Continuation of Erbil-Baghdad crisis does not benefit Iraq: Vice-President
ERBIL, Kurdistan Region (Kurdistan 24) – Vice-president of Iraq Osama al-Nujaifi on Sunday called for “an open and comprehensive dialogue” between Erbil and Baghdad to resolve their differences peacefully, stating the continuation of current crisis would not benefit Iraq.
An unprecedented crisis erupted between Erbil and Baghdad following the historic referendum on independence held in the Kurdistan Region on Sep. 25, which saw an overwhelming support for secession.
The continuation of the crisis between the two sides “is not in the interest of Iraq,” especially for the future of the country despite its recent victory over the Islamic State (IS), Nujaifi said.
Nujaifi, one of the most influential Sunni leaders in Iraq, was quoted by his press office after meeting Turkish Ambassador to Iraq, Fatih Yildiz, in Baghdad on Sunday.
Although the Kurdistan Regional Government (KRG) and the Federal Government of Iraq have shown their readiness for dialogue, there are no indications that talks will start anytime soon.
Kurdish leaders say Baghdad wants to impose "impossible" conditions before initiating dialogue.

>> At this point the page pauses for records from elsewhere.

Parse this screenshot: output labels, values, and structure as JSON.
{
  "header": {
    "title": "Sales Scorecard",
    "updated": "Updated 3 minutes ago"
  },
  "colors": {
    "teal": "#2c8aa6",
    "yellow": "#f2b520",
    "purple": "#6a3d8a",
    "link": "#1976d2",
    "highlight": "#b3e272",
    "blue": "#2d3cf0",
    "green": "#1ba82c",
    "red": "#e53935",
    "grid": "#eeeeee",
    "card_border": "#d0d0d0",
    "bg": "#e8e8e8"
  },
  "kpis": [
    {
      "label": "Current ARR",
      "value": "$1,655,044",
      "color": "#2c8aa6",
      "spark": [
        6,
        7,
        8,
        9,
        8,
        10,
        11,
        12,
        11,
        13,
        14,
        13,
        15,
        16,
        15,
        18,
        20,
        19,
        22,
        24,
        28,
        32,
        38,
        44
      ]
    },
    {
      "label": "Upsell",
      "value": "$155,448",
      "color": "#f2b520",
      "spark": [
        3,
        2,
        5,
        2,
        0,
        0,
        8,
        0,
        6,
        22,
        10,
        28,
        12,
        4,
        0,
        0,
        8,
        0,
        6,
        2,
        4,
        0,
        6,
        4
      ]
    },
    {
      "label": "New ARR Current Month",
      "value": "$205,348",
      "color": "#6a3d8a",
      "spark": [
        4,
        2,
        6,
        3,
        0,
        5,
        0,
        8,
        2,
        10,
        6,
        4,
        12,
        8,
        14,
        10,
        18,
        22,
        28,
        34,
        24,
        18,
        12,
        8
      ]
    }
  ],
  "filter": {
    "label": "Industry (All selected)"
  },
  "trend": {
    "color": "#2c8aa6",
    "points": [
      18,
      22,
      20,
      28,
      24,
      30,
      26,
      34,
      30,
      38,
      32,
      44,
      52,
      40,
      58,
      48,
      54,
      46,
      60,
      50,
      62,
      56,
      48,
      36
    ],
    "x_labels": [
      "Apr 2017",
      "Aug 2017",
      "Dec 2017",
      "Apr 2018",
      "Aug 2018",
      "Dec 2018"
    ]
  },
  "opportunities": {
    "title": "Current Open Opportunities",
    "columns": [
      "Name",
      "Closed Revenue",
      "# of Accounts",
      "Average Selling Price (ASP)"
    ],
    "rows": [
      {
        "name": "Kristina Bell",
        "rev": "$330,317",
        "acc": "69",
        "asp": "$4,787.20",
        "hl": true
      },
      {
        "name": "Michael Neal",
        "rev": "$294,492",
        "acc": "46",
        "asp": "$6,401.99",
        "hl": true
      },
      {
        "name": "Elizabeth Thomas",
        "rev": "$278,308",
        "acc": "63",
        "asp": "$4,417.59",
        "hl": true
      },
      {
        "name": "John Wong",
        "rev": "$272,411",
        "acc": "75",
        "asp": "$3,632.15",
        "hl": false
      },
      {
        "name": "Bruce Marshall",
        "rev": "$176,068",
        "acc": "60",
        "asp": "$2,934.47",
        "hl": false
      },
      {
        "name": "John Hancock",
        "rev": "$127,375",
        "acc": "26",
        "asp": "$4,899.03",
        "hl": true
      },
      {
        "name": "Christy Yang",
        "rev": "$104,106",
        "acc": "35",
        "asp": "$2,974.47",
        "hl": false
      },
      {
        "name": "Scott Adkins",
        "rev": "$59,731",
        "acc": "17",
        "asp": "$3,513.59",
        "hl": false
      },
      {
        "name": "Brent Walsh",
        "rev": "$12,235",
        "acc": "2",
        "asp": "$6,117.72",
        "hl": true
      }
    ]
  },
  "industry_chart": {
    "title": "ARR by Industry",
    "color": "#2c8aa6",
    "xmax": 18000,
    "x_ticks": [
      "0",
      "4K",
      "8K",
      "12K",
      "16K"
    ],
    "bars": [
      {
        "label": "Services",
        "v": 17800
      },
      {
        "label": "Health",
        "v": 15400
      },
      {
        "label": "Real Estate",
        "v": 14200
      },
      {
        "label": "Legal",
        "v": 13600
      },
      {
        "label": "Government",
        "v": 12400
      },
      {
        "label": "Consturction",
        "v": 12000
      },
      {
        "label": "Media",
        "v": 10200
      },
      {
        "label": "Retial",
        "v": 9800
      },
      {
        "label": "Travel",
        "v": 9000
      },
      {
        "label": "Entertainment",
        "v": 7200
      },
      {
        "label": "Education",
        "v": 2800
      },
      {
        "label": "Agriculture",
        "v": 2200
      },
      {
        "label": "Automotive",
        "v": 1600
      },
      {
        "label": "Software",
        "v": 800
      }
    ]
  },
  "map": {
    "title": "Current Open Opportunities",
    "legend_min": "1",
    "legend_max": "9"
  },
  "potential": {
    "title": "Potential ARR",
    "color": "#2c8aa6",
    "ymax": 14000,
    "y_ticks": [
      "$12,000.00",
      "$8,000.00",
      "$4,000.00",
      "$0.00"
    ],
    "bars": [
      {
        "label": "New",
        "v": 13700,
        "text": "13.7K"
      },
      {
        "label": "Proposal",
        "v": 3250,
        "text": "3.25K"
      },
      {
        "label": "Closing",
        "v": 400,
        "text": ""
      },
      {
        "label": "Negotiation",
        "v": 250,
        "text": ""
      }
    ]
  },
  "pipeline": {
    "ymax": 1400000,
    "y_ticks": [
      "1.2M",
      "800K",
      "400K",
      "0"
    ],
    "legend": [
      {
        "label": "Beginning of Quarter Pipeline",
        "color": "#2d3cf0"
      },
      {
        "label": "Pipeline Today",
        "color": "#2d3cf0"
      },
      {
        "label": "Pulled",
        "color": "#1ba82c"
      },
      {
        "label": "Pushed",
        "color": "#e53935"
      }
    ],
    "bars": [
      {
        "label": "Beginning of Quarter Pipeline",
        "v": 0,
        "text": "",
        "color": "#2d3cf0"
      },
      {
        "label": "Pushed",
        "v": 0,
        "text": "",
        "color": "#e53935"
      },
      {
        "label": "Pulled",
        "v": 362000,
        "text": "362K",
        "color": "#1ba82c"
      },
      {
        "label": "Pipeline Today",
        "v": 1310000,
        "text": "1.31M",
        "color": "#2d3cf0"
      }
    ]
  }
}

Nujaifi, who still maintains good relations with the leaders of Kurdistan, said that the Iraqi government should begin an “open and comprehensive dialogue with the region to discuss the problems, obstacles, and violations that took place in the past, to reach agreements within the framework of the Iraqi Constitution.”
Earlier this week, Nujaifi held talks in Erbil with the former President of the Kurdistan Region, Masoud Barzani, and discussed the ongoing crisis between Erbil and Baghdad.
Baghdad has refused to hold talks with Erbil unless the Kurds agree to its terms, which include a full annulment of the results of the referendum, and handing over control of the airports, oil exports, and international border crossings to the central government.
On multiple occasions, the KRG has called on the international community to act as a mediator and lay the groundwork for talks to begin with the Iraqi government.
The Kurdistan Region wants a third party to oversee and guarantee negotiations, but Baghdad maintains its position, stating the tensions are an internal Iraqi issue and that the presence of an arbiter is unnecessary.